Singkawang Media - Peralihan odong-odong roda tiga ke roda empat di Kota Singkawang mulai menemukan titik terang. Para pelaku usaha menyatakan siap mengikuti aturan, namun meminta waktu transisi selama enam bulan.

Kesepakatan itu muncul dalam kegiatan pembinaan dan penertiban yang dilakukan Dinas Perhubungan (Dishub) dan tim gabungan di Lapangan Tarakan, Rabu (1/4/2026).

Kepala Dishub Singkawang, Eko Susanto, mengatakan permintaan tersebut disampaikan langsung oleh para pemilik odong-odong roda tiga saat dialog di lokasi.

“Mereka siap beralih, tapi minta waktu hingga enam bulan untuk menyiapkan modal,” ujar Eko.

Sebagai tindak lanjut, ia akan meminta para pelaku usaha menandatangani surat pernyataan komitmen. Jika dalam waktu yang disepakati tidak ada peralihan, kendaraan akan disita.

“Kalau lewat dari enam bulan belum beralih, akan kami lakukan penyitaan,” tegasnya.

Meski begitu, selama masa tenggang, odong-odong roda tiga masih diperbolehkan beroperasi. Kebijakan ini diambil dengan mempertimbangkan kondisi ekonomi para pelaku usaha.

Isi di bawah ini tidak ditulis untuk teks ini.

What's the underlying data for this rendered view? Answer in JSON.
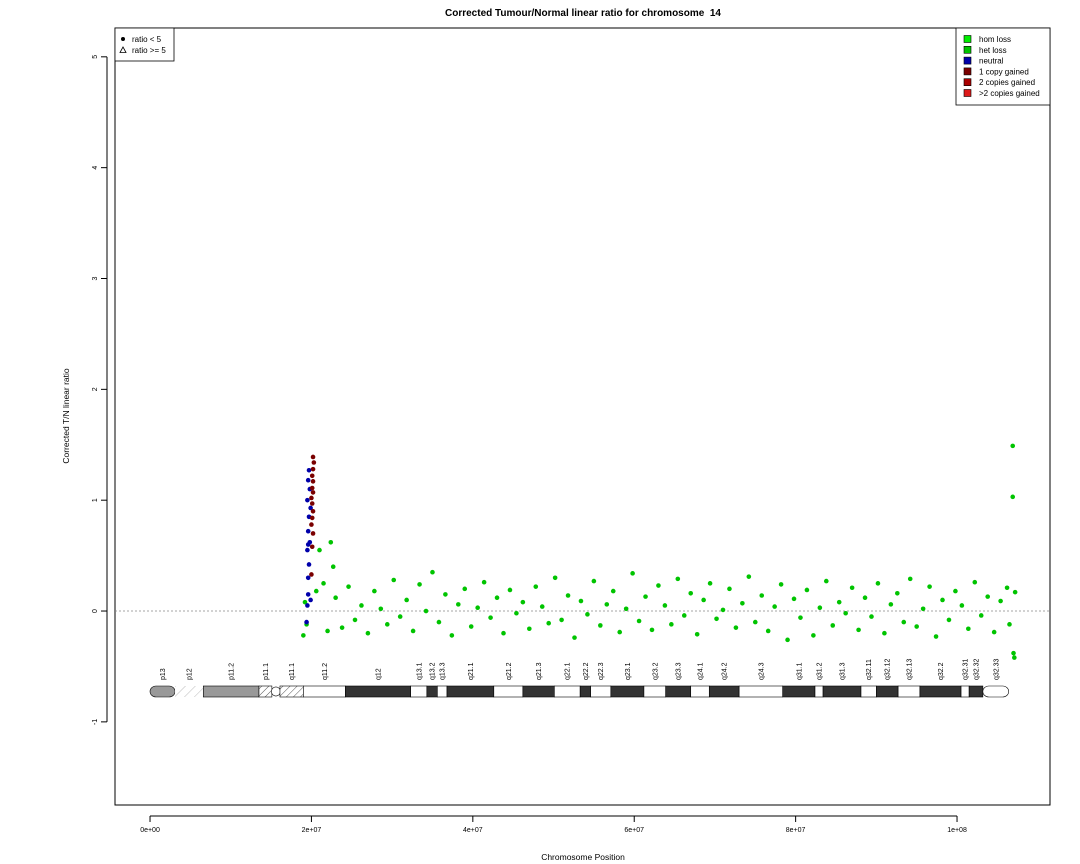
{
  "chart_data": {
    "type": "scatter",
    "title": "Corrected Tumour/Normal linear ratio for chromosome  14",
    "x_label": "Chromosome Position",
    "y_label": "Corrected T/N linear ratio",
    "xlim": [
      -4340000.0,
      111520000.0
    ],
    "ylim": [
      -1.75,
      5.26
    ],
    "xticks": [
      {
        "value": 0,
        "label": "0e+00"
      },
      {
        "value": 20000000.0,
        "label": "2e+07"
      },
      {
        "value": 40000000.0,
        "label": "4e+07"
      },
      {
        "value": 60000000.0,
        "label": "6e+07"
      },
      {
        "value": 80000000.0,
        "label": "8e+07"
      },
      {
        "value": 100000000.0,
        "label": "1e+08"
      }
    ],
    "yticks": [
      -1,
      0,
      1,
      2,
      3,
      4,
      5
    ],
    "hline": 0,
    "legend": "topright",
    "shape_legend": [
      "ratio < 5",
      "ratio >= 5"
    ],
    "series": [
      {
        "name": "hom loss",
        "color": "#00ee00",
        "x": [],
        "values": []
      },
      {
        "name": "het loss",
        "color": "#00c400",
        "x": [
          19000000.0,
          19200000.0,
          19400000.0,
          20600000.0,
          21000000.0,
          21500000.0,
          22000000.0,
          22400000.0,
          22700000.0,
          23000000.0,
          23800000.0,
          24600000.0,
          25400000.0,
          26200000.0,
          27000000.0,
          27800000.0,
          28600000.0,
          29400000.0,
          30200000.0,
          31000000.0,
          31800000.0,
          32600000.0,
          33400000.0,
          34200000.0,
          35000000.0,
          35800000.0,
          36600000.0,
          37400000.0,
          38200000.0,
          39000000.0,
          39800000.0,
          40600000.0,
          41400000.0,
          42200000.0,
          43000000.0,
          43800000.0,
          44600000.0,
          45400000.0,
          46200000.0,
          47000000.0,
          47800000.0,
          48600000.0,
          49400000.0,
          50200000.0,
          51000000.0,
          51800000.0,
          52600000.0,
          53400000.0,
          54200000.0,
          55000000.0,
          55800000.0,
          56600000.0,
          57400000.0,
          58200000.0,
          59000000.0,
          59800000.0,
          60600000.0,
          61400000.0,
          62200000.0,
          63000000.0,
          63800000.0,
          64600000.0,
          65400000.0,
          66200000.0,
          67000000.0,
          67800000.0,
          68600000.0,
          69400000.0,
          70200000.0,
          71000000.0,
          71800000.0,
          72600000.0,
          73400000.0,
          74200000.0,
          75000000.0,
          75800000.0,
          76600000.0,
          77400000.0,
          78200000.0,
          79000000.0,
          79800000.0,
          80600000.0,
          81400000.0,
          82200000.0,
          83000000.0,
          83800000.0,
          84600000.0,
          85400000.0,
          86200000.0,
          87000000.0,
          87800000.0,
          88600000.0,
          89400000.0,
          90200000.0,
          91000000.0,
          91800000.0,
          92600000.0,
          93400000.0,
          94200000.0,
          95000000.0,
          95800000.0,
          96600000.0,
          97400000.0,
          98200000.0,
          99000000.0,
          99800000.0,
          100600000.0,
          101400000.0,
          102200000.0,
          103000000.0,
          103800000.0,
          104600000.0,
          105400000.0,
          106200000.0,
          106900000.0,
          106900000.0,
          107000000.0,
          107100000.0,
          106500000.0,
          107200000.0
        ],
        "values": [
          -0.22,
          0.08,
          -0.12,
          0.18,
          0.55,
          0.25,
          -0.18,
          0.62,
          0.4,
          0.12,
          -0.15,
          0.22,
          -0.08,
          0.05,
          -0.2,
          0.18,
          0.02,
          -0.12,
          0.28,
          -0.05,
          0.1,
          -0.18,
          0.24,
          0.0,
          0.35,
          -0.1,
          0.15,
          -0.22,
          0.06,
          0.2,
          -0.14,
          0.03,
          0.26,
          -0.06,
          0.12,
          -0.2,
          0.19,
          -0.02,
          0.08,
          -0.16,
          0.22,
          0.04,
          -0.11,
          0.3,
          -0.08,
          0.14,
          -0.24,
          0.09,
          -0.03,
          0.27,
          -0.13,
          0.06,
          0.18,
          -0.19,
          0.02,
          0.34,
          -0.09,
          0.13,
          -0.17,
          0.23,
          0.05,
          -0.12,
          0.29,
          -0.04,
          0.16,
          -0.21,
          0.1,
          0.25,
          -0.07,
          0.01,
          0.2,
          -0.15,
          0.07,
          0.31,
          -0.1,
          0.14,
          -0.18,
          0.04,
          0.24,
          -0.26,
          0.11,
          -0.06,
          0.19,
          -0.22,
          0.03,
          0.27,
          -0.13,
          0.08,
          -0.02,
          0.21,
          -0.17,
          0.12,
          -0.05,
          0.25,
          -0.2,
          0.06,
          0.16,
          -0.1,
          0.29,
          -0.14,
          0.02,
          0.22,
          -0.23,
          0.1,
          -0.08,
          0.18,
          0.05,
          -0.16,
          0.26,
          -0.04,
          0.13,
          -0.19,
          0.09,
          0.21,
          1.49,
          1.03,
          -0.38,
          -0.42,
          -0.12,
          0.17
        ]
      },
      {
        "name": "neutral",
        "color": "#0000aa",
        "x": [
          19400000.0,
          19500000.0,
          19600000.0,
          19600000.0,
          19700000.0,
          19500000.0,
          19800000.0,
          19600000.0,
          19700000.0,
          19900000.0,
          19500000.0,
          19800000.0,
          19600000.0,
          19700000.0,
          19900000.0,
          19600000.0
        ],
        "values": [
          -0.1,
          0.05,
          0.15,
          0.3,
          0.42,
          0.55,
          0.62,
          0.72,
          0.85,
          0.93,
          1.0,
          1.1,
          1.18,
          1.27,
          0.1,
          0.6
        ]
      },
      {
        "name": "1 copy gained",
        "color": "#7a0000",
        "x": [
          20000000.0,
          20100000.0,
          20200000.0,
          20000000.0,
          20100000.0,
          20200000.0,
          20100000.0,
          20000000.0,
          20200000.0,
          20100000.0,
          20200000.0,
          20100000.0,
          20200000.0,
          20300000.0,
          20200000.0
        ],
        "values": [
          0.33,
          0.58,
          0.7,
          0.78,
          0.84,
          0.9,
          0.97,
          1.02,
          1.07,
          1.11,
          1.17,
          1.22,
          1.28,
          1.34,
          1.39
        ]
      },
      {
        "name": "2 copies gained",
        "color": "#aa0000",
        "x": [],
        "values": []
      },
      {
        "name": ">2 copies gained",
        "color": "#dd1a1a",
        "x": [],
        "values": []
      }
    ],
    "bands": [
      {
        "label": "p13",
        "start": 0,
        "end": 3100000.0,
        "stain": "gvar"
      },
      {
        "label": "p12",
        "start": 3100000.0,
        "end": 6600000.0,
        "stain": "stalk"
      },
      {
        "label": "p11.2",
        "start": 6600000.0,
        "end": 13500000.0,
        "stain": "gvar"
      },
      {
        "label": "p11.1",
        "start": 13500000.0,
        "end": 15100000.0,
        "stain": "acen"
      },
      {
        "label": "q11.1",
        "start": 16100000.0,
        "end": 19000000.0,
        "stain": "acen"
      },
      {
        "label": "q11.2",
        "start": 19000000.0,
        "end": 24200000.0,
        "stain": "gneg"
      },
      {
        "label": "q12",
        "start": 24200000.0,
        "end": 32300000.0,
        "stain": "gpos"
      },
      {
        "label": "q13.1",
        "start": 32300000.0,
        "end": 34300000.0,
        "stain": "gneg"
      },
      {
        "label": "q13.2",
        "start": 34300000.0,
        "end": 35600000.0,
        "stain": "gpos"
      },
      {
        "label": "q13.3",
        "start": 35600000.0,
        "end": 36800000.0,
        "stain": "gneg"
      },
      {
        "label": "q21.1",
        "start": 36800000.0,
        "end": 42600000.0,
        "stain": "gpos"
      },
      {
        "label": "q21.2",
        "start": 42600000.0,
        "end": 46200000.0,
        "stain": "gneg"
      },
      {
        "label": "q21.3",
        "start": 46200000.0,
        "end": 50100000.0,
        "stain": "gpos"
      },
      {
        "label": "q22.1",
        "start": 50100000.0,
        "end": 53300000.0,
        "stain": "gneg"
      },
      {
        "label": "q22.2",
        "start": 53300000.0,
        "end": 54600000.0,
        "stain": "gpos"
      },
      {
        "label": "q22.3",
        "start": 54600000.0,
        "end": 57100000.0,
        "stain": "gneg"
      },
      {
        "label": "q23.1",
        "start": 57100000.0,
        "end": 61200000.0,
        "stain": "gpos"
      },
      {
        "label": "q23.2",
        "start": 61200000.0,
        "end": 63900000.0,
        "stain": "gneg"
      },
      {
        "label": "q23.3",
        "start": 63900000.0,
        "end": 67000000.0,
        "stain": "gpos"
      },
      {
        "label": "q24.1",
        "start": 67000000.0,
        "end": 69300000.0,
        "stain": "gneg"
      },
      {
        "label": "q24.2",
        "start": 69300000.0,
        "end": 73000000.0,
        "stain": "gpos"
      },
      {
        "label": "q24.3",
        "start": 73000000.0,
        "end": 78400000.0,
        "stain": "gneg"
      },
      {
        "label": "q31.1",
        "start": 78400000.0,
        "end": 82400000.0,
        "stain": "gpos"
      },
      {
        "label": "q31.2",
        "start": 82400000.0,
        "end": 83400000.0,
        "stain": "gneg"
      },
      {
        "label": "q31.3",
        "start": 83400000.0,
        "end": 88100000.0,
        "stain": "gpos"
      },
      {
        "label": "q32.11",
        "start": 88100000.0,
        "end": 90000000.0,
        "stain": "gneg"
      },
      {
        "label": "q32.12",
        "start": 90000000.0,
        "end": 92700000.0,
        "stain": "gpos"
      },
      {
        "label": "q32.13",
        "start": 92700000.0,
        "end": 95400000.0,
        "stain": "gneg"
      },
      {
        "label": "q32.2",
        "start": 95400000.0,
        "end": 100500000.0,
        "stain": "gpos"
      },
      {
        "label": "q32.31",
        "start": 100500000.0,
        "end": 101500000.0,
        "stain": "gneg"
      },
      {
        "label": "q32.32",
        "start": 101500000.0,
        "end": 103200000.0,
        "stain": "gpos"
      },
      {
        "label": "q32.33",
        "start": 103200000.0,
        "end": 106400000.0,
        "stain": "gneg"
      }
    ]
  }
}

Ia menilai, waktu enam bulan bisa dimanfaatkan untuk mengumpulkan modal agar dapat beralih ke kendaraan yang lebih aman.

“Kami tetap beri ruang karena ini menyangkut mata pencaharian mereka, tapi pengawasan tetap berjalan,” kata Eko.

Ia menegaskan, segala risiko yang terjadi selama masa transisi menjadi tanggung jawab masing-masing pemilik kendaraan.

Di sisi lain, pelaku usaha menyambut kebijakan tersebut sebagai peluang untuk berbenah. Salah satu pemilik odong-odong, Syaradi, mengaku akan berusaha memenuhi target peralihan.

“Kami akan maksimalkan enam bulan ini. Butuh biaya besar, tapi kami siap berusaha,” ujarnya.

Bagi Syaradi, odong-odong bukan sekadar usaha sampingan, melainkan sumber utama penghasilan. Karena itu, ia berharap masa tenggang yang diberikan benar-benar bisa dimanfaatkan untuk beralih ke roda empat.